Counseling before and after discharge
It is important for someone -preferably a counselor – to speak to the parent(s) before discharge. I remember the counselor who spoke to my husband and I. She was very kind. She let us know the emotional rollercoaster that awaited us and how to navigate the complex feelings that come with grief. She was an instrumental part of my healing. Thanks Nairobi hospital for that! Now, I know that it not possible to follow up after discharge. Hospitals are already stretched so thin. But we can help. Still A Mum does one on one counseling as well as support group sessions for the parents. For some hospitals, we do in-house support groups. You can reach us on firstname.lastname@example.org and we will help support your patients who have lost a baby.

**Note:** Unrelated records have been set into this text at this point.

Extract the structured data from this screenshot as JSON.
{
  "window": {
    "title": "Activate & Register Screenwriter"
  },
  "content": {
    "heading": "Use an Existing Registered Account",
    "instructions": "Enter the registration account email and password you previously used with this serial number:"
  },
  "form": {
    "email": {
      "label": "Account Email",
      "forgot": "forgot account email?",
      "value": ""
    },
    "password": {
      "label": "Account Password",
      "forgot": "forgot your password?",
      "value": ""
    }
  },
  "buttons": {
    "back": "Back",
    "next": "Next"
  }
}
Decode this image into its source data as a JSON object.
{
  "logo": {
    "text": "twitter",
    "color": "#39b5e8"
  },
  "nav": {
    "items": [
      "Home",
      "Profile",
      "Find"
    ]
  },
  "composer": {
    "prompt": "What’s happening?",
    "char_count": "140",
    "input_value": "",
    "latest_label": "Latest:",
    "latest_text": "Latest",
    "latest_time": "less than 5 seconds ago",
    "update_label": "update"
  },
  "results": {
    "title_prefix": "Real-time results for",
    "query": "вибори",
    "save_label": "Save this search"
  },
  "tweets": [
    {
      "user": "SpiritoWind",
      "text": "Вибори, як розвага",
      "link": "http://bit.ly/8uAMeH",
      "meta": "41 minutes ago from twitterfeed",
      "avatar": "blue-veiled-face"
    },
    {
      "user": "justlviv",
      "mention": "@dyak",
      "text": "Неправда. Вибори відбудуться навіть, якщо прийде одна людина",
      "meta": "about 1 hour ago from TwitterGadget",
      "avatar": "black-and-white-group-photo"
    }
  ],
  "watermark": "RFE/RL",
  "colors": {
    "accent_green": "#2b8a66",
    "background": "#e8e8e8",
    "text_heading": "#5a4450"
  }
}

I hope that this Pumwani Hospital story is not going to just fizzle out without us learning from it. Great strides have been made in medicine and specifically in maternal and newborn care but we still have a lot of work to do. Even as we strive for Universal Health Coverage (UHC) which is in the government’s top 4 agenda, we need to also work on respectful bereavement care for parents who lose a baby to a miscarriage, stillbirth or infant death.